Tubulin and Antimitotics
The cellular scaffolding protein tubulin is the monomeric unit that forms the complex, highly dynamic network of cellular microtubules - gigantic, noncovalent polymeric assemblies that act as roads for cellular trafficking, parking lots for resting proteins, and as girders for applying or sensing forces within (and outside of) cells. The microtubules are continuously being built up, torn down, modified with chemical flags (PTMs), and coordinated by a host of proteins into rapidly changing shapes. These dynamics are crucial to the correct funcitioning of a massive range of anisotropic cellular processes, most famously, to the separation of genetic material and daughter cells during mitosis/meieosis. Many of the most powerful anticancer drugs (taxanes, vinca alkaloids, discodermolides) work by altering these microtubule dynamics so that cells can no longer divide correctly and instead go into apoptosis.

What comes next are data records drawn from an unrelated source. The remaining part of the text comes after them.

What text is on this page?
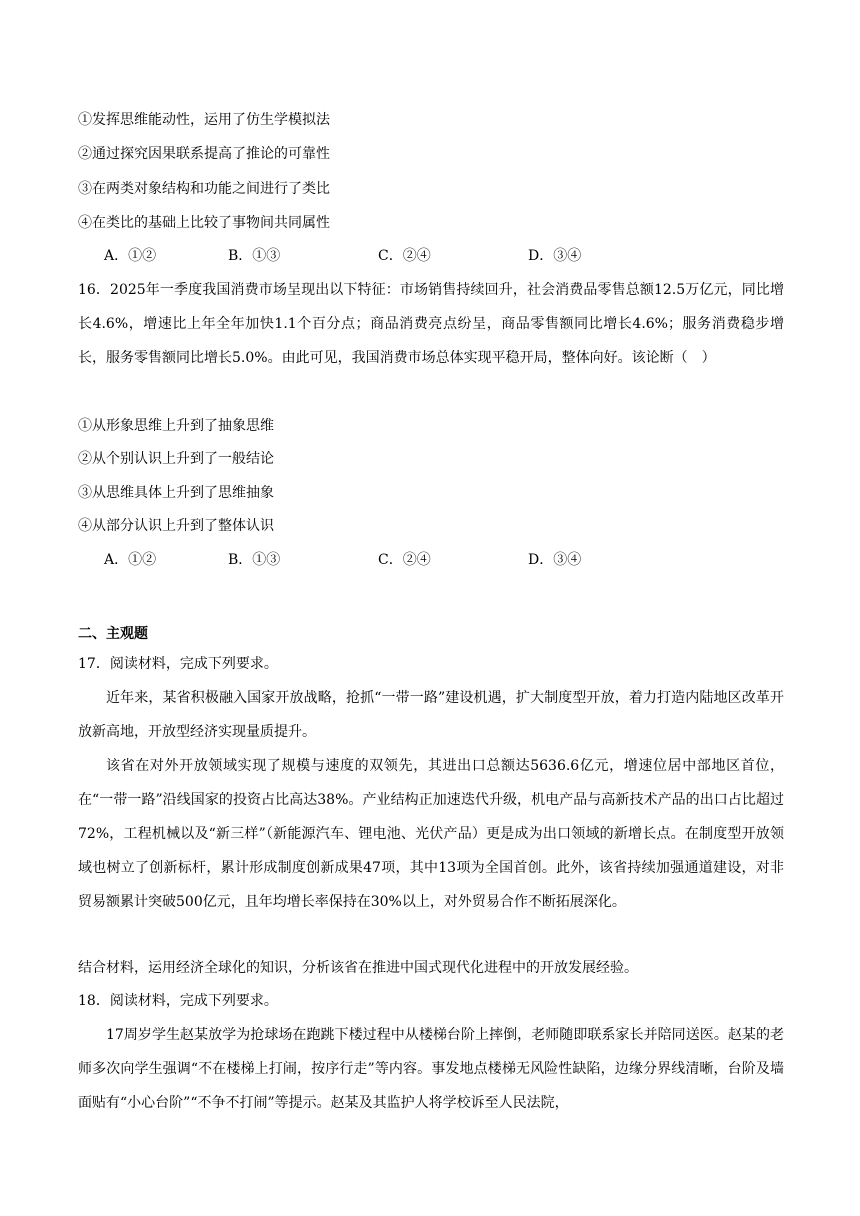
①发挥思维能动性，运用了仿生学模拟法
②通过探究因果联系提高了推论的可靠性
③在两类对象结构和功能之间进行了类比
④在类比的基础上比较了事物间共同属性
A．①②	B．①③	C．②④	D．③④

16．2025年一季度我国消费市场呈现出以下特征：市场销售持续回升，社会消费品零售总额12.5万亿元，同比增长4.6%，增速比上年全年加快1.1个百分点；商品消费亮点纷呈，商品零售额同比增长4.6%；服务消费稳步增长，服务零售额同比增长5.0%。由此可见，我国消费市场总体实现平稳开局，整体向好。该论断（　）

①从形象思维上升到了抽象思维
②从个别认识上升到了一般结论
③从思维具体上升到了思维抽象
④从部分认识上升到了整体认识
A．①②	B．①③	C．②④	D．③④
二、主观题
17．阅读材料，完成下列要求。

近年来，某省积极融入国家开放战略，抢抓“一带一路”建设机遇，扩大制度型开放，着力打造内陆地区改革开放新高地，开放型经济实现量质提升。

该省在对外开放领域实现了规模与速度的双领先，其进出口总额达5636.6亿元，增速位居中部地区首位，在“一带一路”沿线国家的投资占比高达38%。产业结构正加速迭代升级，机电产品与高新技术产品的出口占比超过72%，工程机械以及“新三样”（新能源汽车、锂电池、光伏产品）更是成为出口领域的新增长点。在制度型开放领域也树立了创新标杆，累计形成制度创新成果47项，其中13项为全国首创。此外，该省持续加强通道建设，对非贸易额累计突破500亿元，且年均增长率保持在30%以上，对外贸易合作不断拓展深化。

结合材料，运用经济全球化的知识，分析该省在推进中国式现代化进程中的开放发展经验。
18．阅读材料，完成下列要求。

17周岁学生赵某放学为抢球场在跑跳下楼过程中从楼梯台阶上摔倒，老师随即联系家长并陪同送医。赵某的老师多次向学生强调“不在楼梯上打闹，按序行走”等内容。事发地点楼梯无风险性缺陷，边缘分界线清晰，台阶及墙面贴有“小心台阶”“不争不打闹”等提示。赵某及其监护人将学校诉至人民法院，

We achieved much success with a series of azobenzene-based microtubule inhibitors called PSTs that act as light-switchable versions of the known microtubule inhibitor CA4 (a) (2015 paper in Cell, highlighted in Nature, Cancer Discovery, etc). Precisely-targeted blue or green illumination generates either the bioactive cis isomer or the innocuous trans, so PSTs can be used in cellular microscopy to stop or restart mitosis at will in genetically unmodified animals - and so, study and alter the course of normal embryonic development (b). This level of cell-by-cell, reversible control over fundamental biological processes had never been possible without genetic engineering, prior to our work. Because blocking mitosis eventually results in cell death, we could also use PSTs to kill cells by pulsing them with brief blue-light illuminations, while cells kept in the dark suffer no ill effects (c). Because of the excellent photoswitching properties of the azobenzene core, we can also rapidly and reversibly switch cells between phases of microtubule blockage and normal dynamics (d), to study the influence of short-term temporal patterning of drug activity. PSTs have since been used by >100 research groups for cytoskeleton studies that are appearing in Science, Nature Cell Bio, etc (see Publications).

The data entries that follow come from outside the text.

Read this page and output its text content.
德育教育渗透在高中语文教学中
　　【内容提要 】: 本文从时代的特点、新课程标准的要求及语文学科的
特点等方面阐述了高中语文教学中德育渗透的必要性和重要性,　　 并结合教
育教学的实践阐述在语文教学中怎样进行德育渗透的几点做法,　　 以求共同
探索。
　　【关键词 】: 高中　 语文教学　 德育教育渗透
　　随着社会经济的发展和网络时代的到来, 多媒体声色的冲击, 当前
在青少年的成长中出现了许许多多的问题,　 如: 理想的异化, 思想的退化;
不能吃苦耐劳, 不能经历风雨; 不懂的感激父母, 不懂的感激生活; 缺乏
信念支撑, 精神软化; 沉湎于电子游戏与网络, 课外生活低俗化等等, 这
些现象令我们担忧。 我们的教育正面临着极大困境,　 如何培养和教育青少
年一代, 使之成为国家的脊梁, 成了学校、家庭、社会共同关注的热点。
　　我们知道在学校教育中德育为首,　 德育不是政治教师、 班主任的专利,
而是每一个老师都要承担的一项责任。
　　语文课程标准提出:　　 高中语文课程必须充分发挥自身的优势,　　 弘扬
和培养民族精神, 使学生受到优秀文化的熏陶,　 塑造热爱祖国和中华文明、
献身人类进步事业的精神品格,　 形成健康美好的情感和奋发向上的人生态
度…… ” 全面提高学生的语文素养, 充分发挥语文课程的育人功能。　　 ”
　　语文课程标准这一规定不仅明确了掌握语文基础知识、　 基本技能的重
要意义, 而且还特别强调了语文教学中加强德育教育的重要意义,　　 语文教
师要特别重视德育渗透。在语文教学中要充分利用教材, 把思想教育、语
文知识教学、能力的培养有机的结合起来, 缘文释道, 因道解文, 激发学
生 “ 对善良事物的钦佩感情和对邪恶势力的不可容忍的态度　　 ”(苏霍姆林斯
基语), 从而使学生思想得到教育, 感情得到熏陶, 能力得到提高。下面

These exciting and previously impossible results were made possible by merging the right photoswitch unit with the appropriate drug core, and taking this through early biological testing. We are now stretching the chemical space of antimitotics (and developing a boutique photoswitch unit) to enable new generations of bioactive photoswitch drugs with drastically improved potency, in vivo compatibility, and other layers of functionality including tissue-retention, subcellular localisation and extreme long-wavelength response. All these qualities can be installed by appropriate chemical designs. Our second generation synthetic programs to specialise molecules for these diverse purposes include alternative chemical photoswitch scaffolds such as SBTs (Li) and HTIs (Alex) as well as alternative drug cores (Yvonne, Li and Adrian) (see also Publications); challenges and rewards await for chemically and/or biologically intrepid students eager to start work on the third generation compounds.
The principle of photoswitchable toxins also points the way towards light-localised antimitotic therapy. Applying photoswitchable compounds systemically, then locally activating them in tumours (by fibre optic, LED implant, etc), could reduce the systemic side-effects that hinder the success of current antimitotic chemotherapeutics. In a separate project, we are now performing preclinical trials of our molecules PST-1P and PST-2S in mouse tumour models for exactly this purpose (see Project CytoSwitch).